Eric “Zootie” Sutton, who owns Zootie’s Vapors, said his shops in Paeonian Springs and Hagerstown do all they can to keep vape products out of the hands of minors. They ID every customer who looks younger than 40, and they are part of smoke-free advocate groups that work discourage underage vaping and tobacco use.
“We’re in the business to support adults,” Sutton said. “We want people off of cigarettes because we know without a doubt that smoking kills. We want to provide this choice for adults.”
Sutton considers himself a vaping success story. After smoking three packs a day, he started vaping six years ago and he hasn’t touched a cigarette since.

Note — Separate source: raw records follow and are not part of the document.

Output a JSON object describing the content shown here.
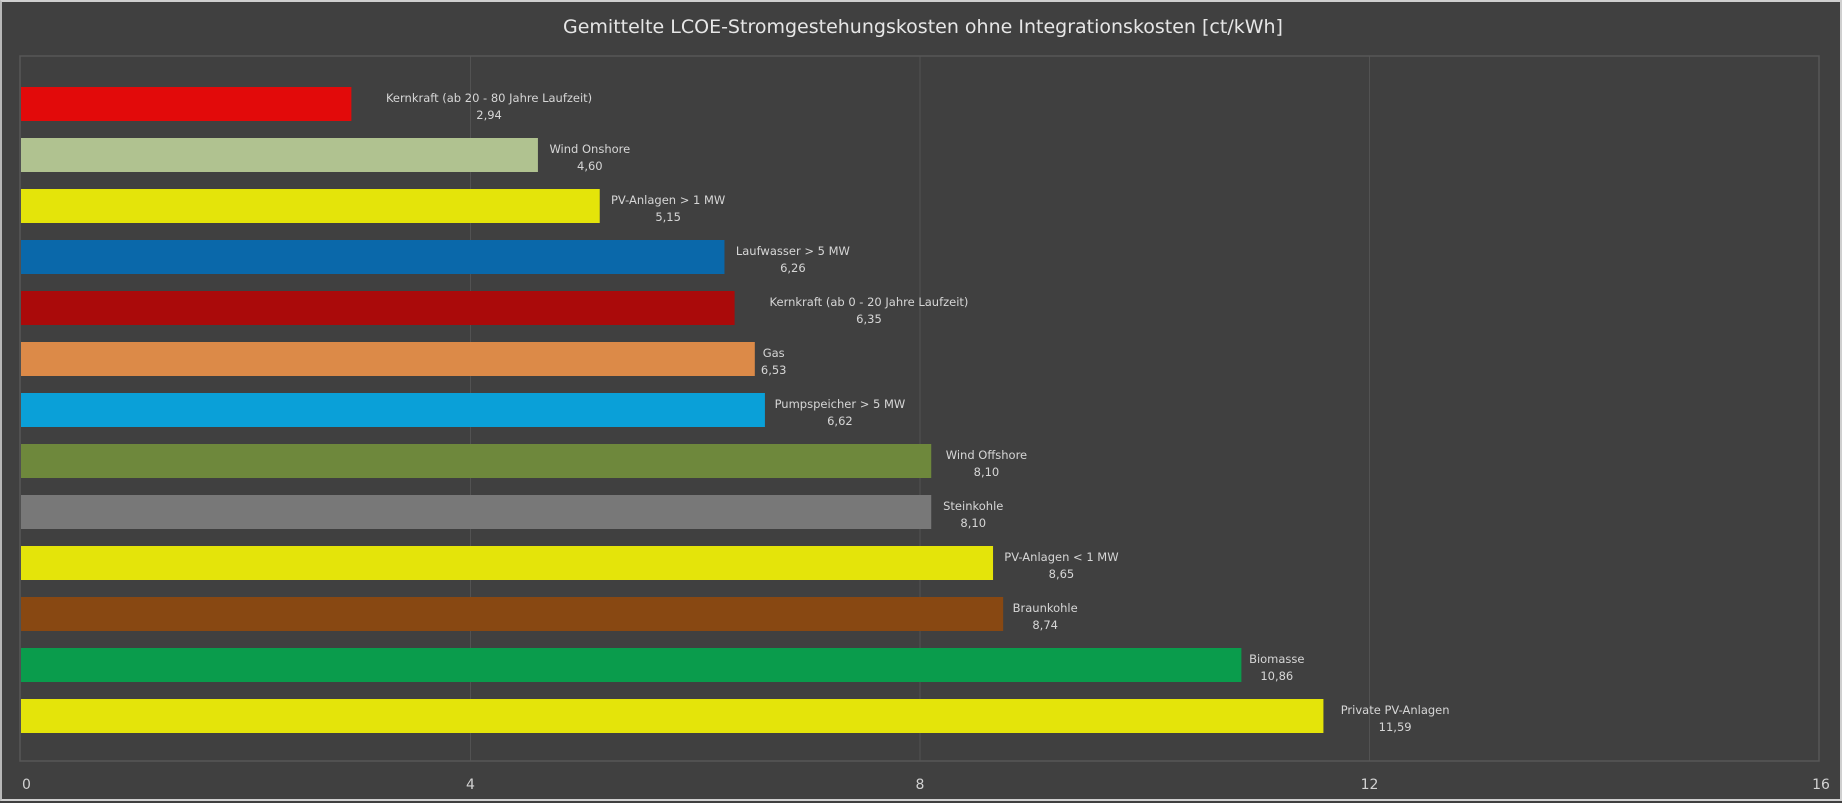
{
  "chart_data": {
    "type": "bar",
    "orientation": "horizontal",
    "title": "Gemittelte LCOE-Stromgestehungskosten  ohne  Integrationskosten  [ct/kWh]",
    "xlabel": "",
    "ylabel": "",
    "xlim": [
      0,
      16
    ],
    "xticks": [
      0,
      4,
      8,
      12,
      16
    ],
    "xtick_labels": [
      "0",
      "4",
      "8",
      "12",
      "16"
    ],
    "grid": true,
    "legend": "none",
    "categories": [
      "Kernkraft  (ab 20 - 80 Jahre  Laufzeit)",
      "Wind  Onshore",
      "PV-Anlagen  > 1 MW",
      "Laufwasser  > 5 MW",
      "Kernkraft  (ab 0 - 20 Jahre  Laufzeit)",
      "Gas",
      "Pumpspeicher  > 5 MW",
      "Wind  Offshore",
      "Steinkohle",
      "PV-Anlagen  < 1 MW",
      "Braunkohle",
      "Biomasse",
      "Private  PV-Anlagen"
    ],
    "values": [
      2.94,
      4.6,
      5.15,
      6.26,
      6.35,
      6.53,
      6.62,
      8.1,
      8.1,
      8.65,
      8.74,
      10.86,
      11.59
    ],
    "value_labels": [
      "2,94",
      "4,60",
      "5,15",
      "6,26",
      "6,35",
      "6,53",
      "6,62",
      "8,10",
      "8,10",
      "8,65",
      "8,74",
      "10,86",
      "11,59"
    ],
    "colors": [
      "#e20a0a",
      "#b0c290",
      "#e4e40a",
      "#0a68aa",
      "#aa0a0a",
      "#dc8a48",
      "#0aa0d8",
      "#6e883c",
      "#787878",
      "#e4e40a",
      "#884812",
      "#0a9c4c",
      "#e4e40a"
    ]
  }
}
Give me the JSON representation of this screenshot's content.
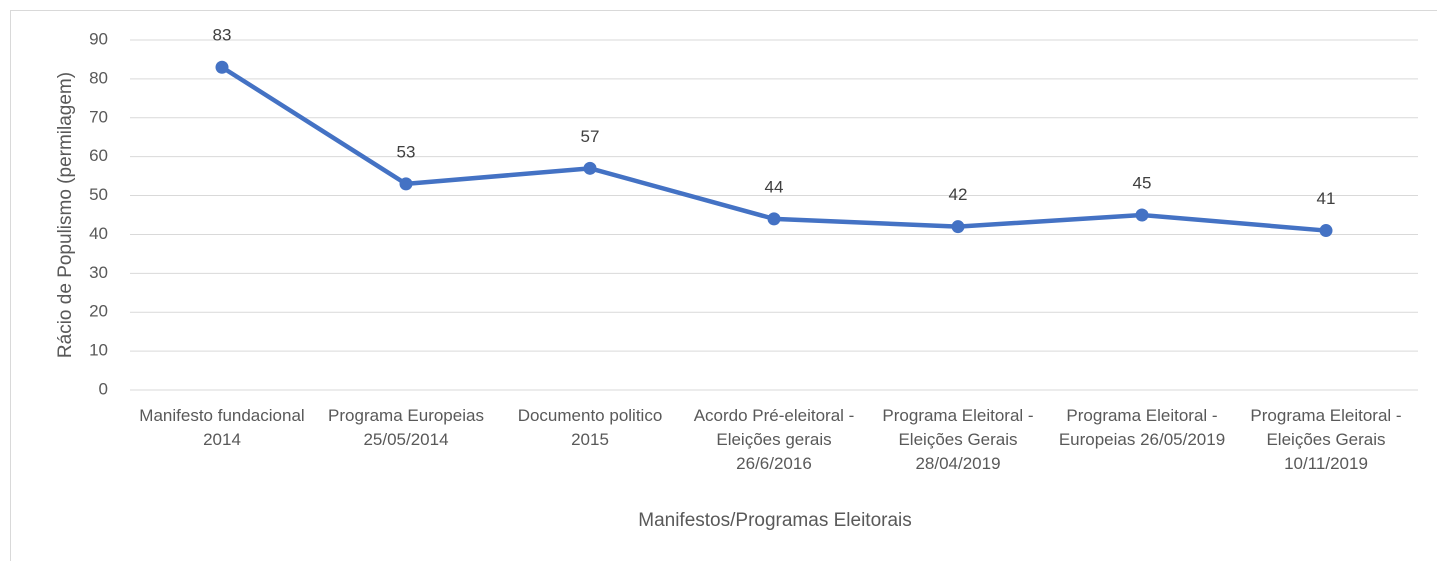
{
  "chart_data": {
    "type": "line",
    "x_label": "Manifestos/Programas Eleitorais",
    "y_label": "Rácio de Populismo (permilagem)",
    "categories": [
      "Manifesto fundacional 2014",
      "Programa Europeias 25/05/2014",
      "Documento politico 2015",
      "Acordo Pré-eleitoral - Eleições gerais 26/6/2016",
      "Programa Eleitoral - Eleições Gerais 28/04/2019",
      "Programa Eleitoral - Europeias 26/05/2019",
      "Programa Eleitoral - Eleições Gerais 10/11/2019"
    ],
    "series": [
      {
        "name": "Rácio de Populismo",
        "color": "#4472c4",
        "values": [
          83,
          53,
          57,
          44,
          42,
          45,
          41
        ]
      }
    ],
    "ylim": [
      0,
      90
    ],
    "yticks": [
      0,
      10,
      20,
      30,
      40,
      50,
      60,
      70,
      80,
      90
    ],
    "grid": true,
    "data_labels": true
  }
}
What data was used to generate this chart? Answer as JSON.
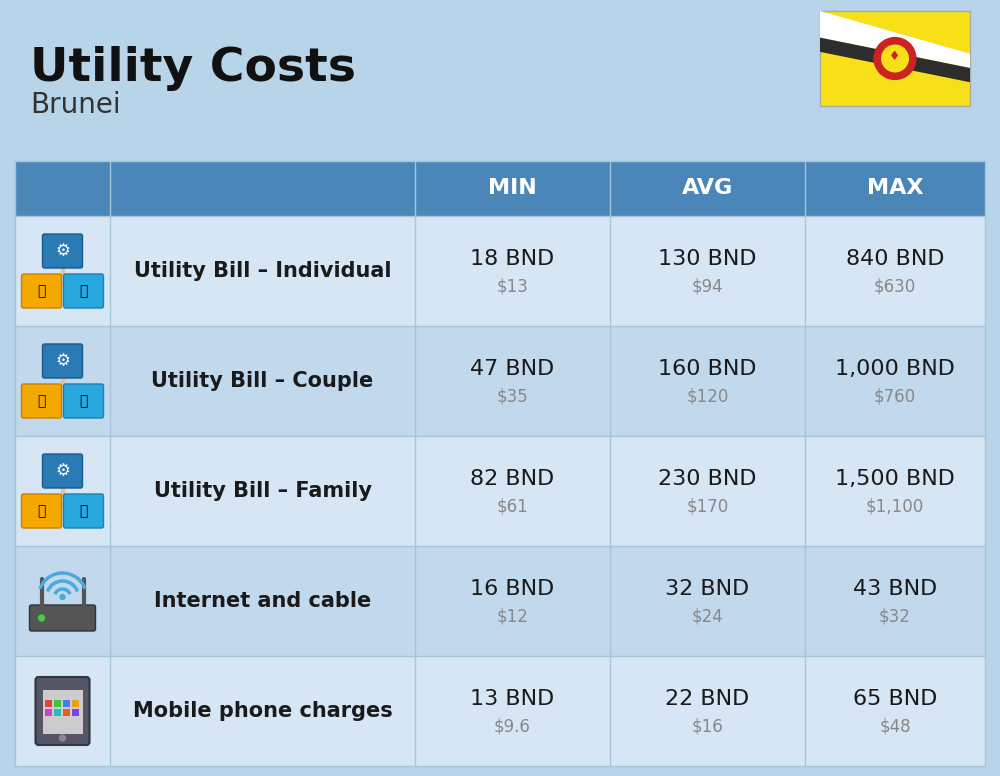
{
  "title": "Utility Costs",
  "subtitle": "Brunei",
  "background_color": "#b8d4e8",
  "header_color": "#4a86b8",
  "header_text_color": "#ffffff",
  "row_color_light": "#d6e6f5",
  "row_color_dark": "#c2d8ed",
  "cell_text_color": "#1a1a1a",
  "sub_text_color": "#888888",
  "col_headers": [
    "MIN",
    "AVG",
    "MAX"
  ],
  "rows": [
    {
      "label": "Utility Bill – Individual",
      "min_bnd": "18 BND",
      "min_usd": "$13",
      "avg_bnd": "130 BND",
      "avg_usd": "$94",
      "max_bnd": "840 BND",
      "max_usd": "$630",
      "icon_type": "utility"
    },
    {
      "label": "Utility Bill – Couple",
      "min_bnd": "47 BND",
      "min_usd": "$35",
      "avg_bnd": "160 BND",
      "avg_usd": "$120",
      "max_bnd": "1,000 BND",
      "max_usd": "$760",
      "icon_type": "utility"
    },
    {
      "label": "Utility Bill – Family",
      "min_bnd": "82 BND",
      "min_usd": "$61",
      "avg_bnd": "230 BND",
      "avg_usd": "$170",
      "max_bnd": "1,500 BND",
      "max_usd": "$1,100",
      "icon_type": "utility"
    },
    {
      "label": "Internet and cable",
      "min_bnd": "16 BND",
      "min_usd": "$12",
      "avg_bnd": "32 BND",
      "avg_usd": "$24",
      "max_bnd": "43 BND",
      "max_usd": "$32",
      "icon_type": "internet"
    },
    {
      "label": "Mobile phone charges",
      "min_bnd": "13 BND",
      "min_usd": "$9.6",
      "avg_bnd": "22 BND",
      "avg_usd": "$16",
      "max_bnd": "65 BND",
      "max_usd": "$48",
      "icon_type": "phone"
    }
  ],
  "title_fontsize": 34,
  "subtitle_fontsize": 20,
  "header_fontsize": 16,
  "label_fontsize": 15,
  "value_fontsize": 16,
  "sub_value_fontsize": 12
}
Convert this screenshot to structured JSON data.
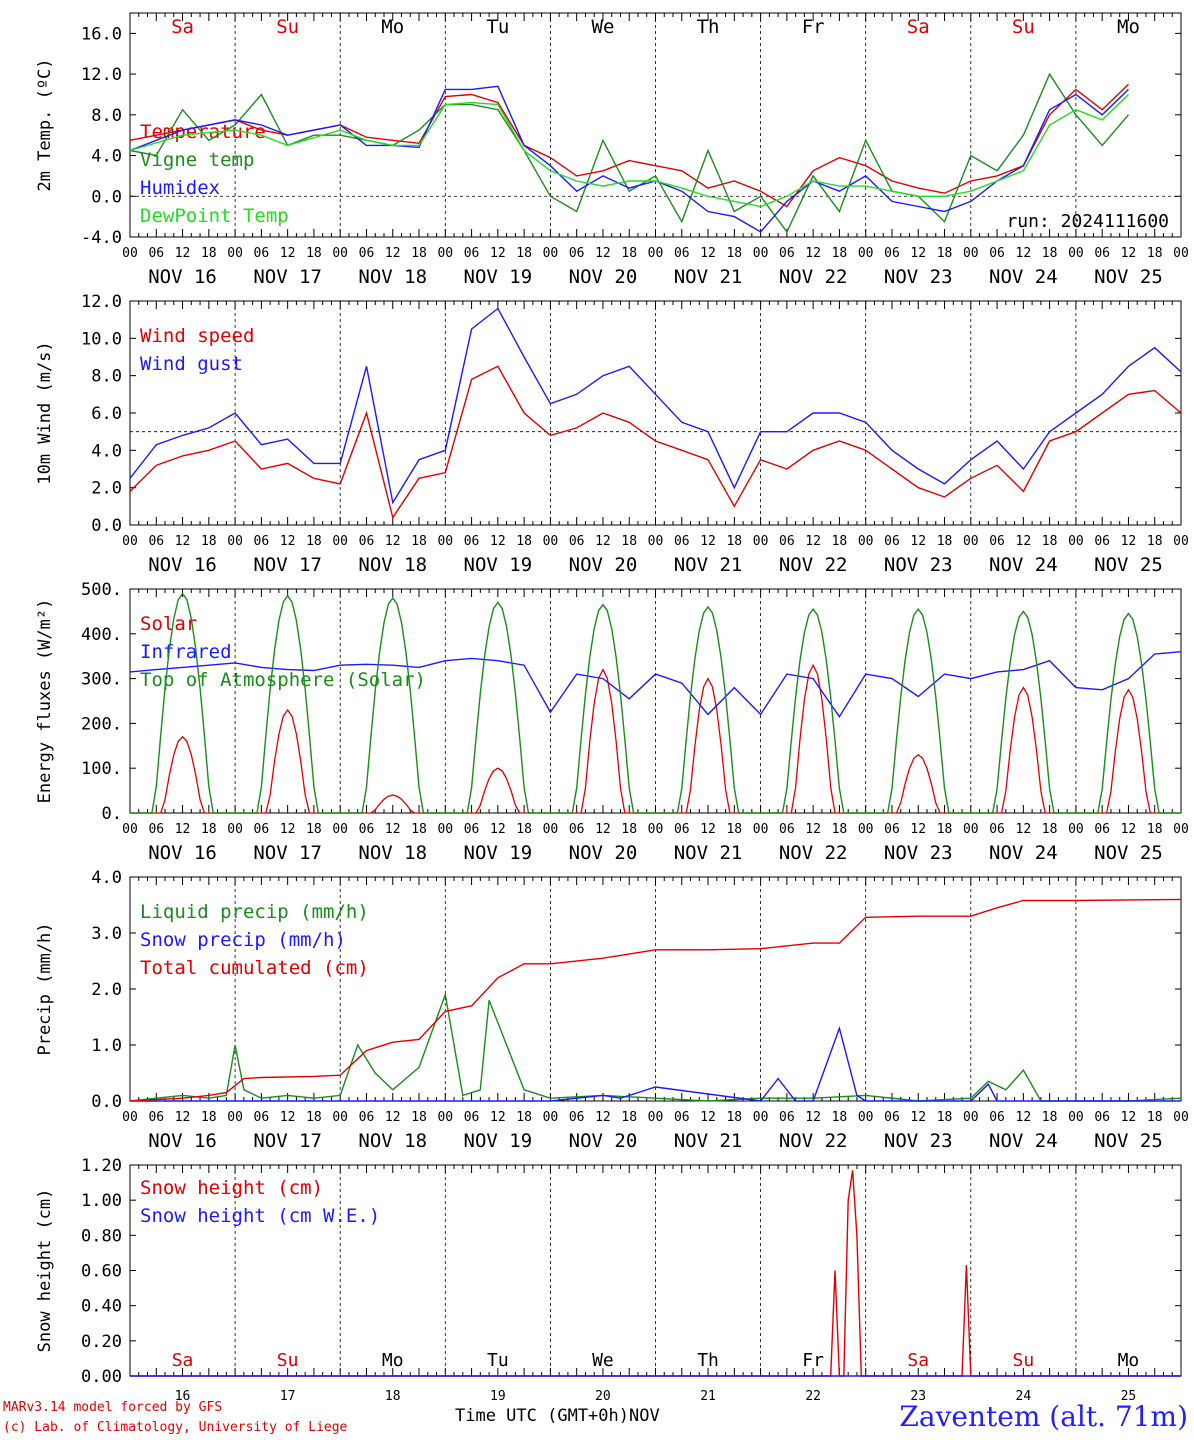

Some of his past customers have been heavy cigarette smokers who found vaping and were eventually able to quit smoking all together.
“I breath better, I don’t have asthma, I’m not getting sick as often,” Sutton said. “This has helped me, and I want to help others.”
A report by the National Academies of Sciences, Engineering and Medicine states that the devices are safer than traditional smoking products and may help smokers quit. On the other hand, the panel reported that vaping with e-cigarettes that contain nicotine can be addictive and that teenagers who use the devices may be at a higher risk of smoking.
Bennett agrees that vaping is a better alternative to cigarettes, particularly for heavy smokers trying to quit. His passion for warning young people about the dangers of substance abuse to prevent them from addiction stems from his own addiction to tobacco at a young age. He started smoking cigarettes at 14 and, 30 years later, was diagnosed with cancer.
“I beat it and then I decided to help prevent others from making the same decisions I did,” he said.
Lauren, a mother of a Stone Hill Middle School student, suggests those tempted to vape do what she did. After her 14-year-old daughter suggested to friends at school that they vape over trying drugs because it’s safer, she started researching the product. She later sat her daughter down and asked her to do an online search for vaping accidents.
“There’s these really graphic images with people with holes in their cheeks. It basically scared her to death,” Lauren said. She still remembers being convinced to never smoke when she saw her teacher use a sponge to soak up tar as an illustration of how tobacco effects smokers’ lungs. “Now, they’re marketing this as the safe alternative to cigarettes, and I think that’s the problem.”
“The tobacco industry is not done yet,” Bennett said. “They’ve traded their gloves and their coming after our kids with a left hook and a right. I just hope it will trend out.”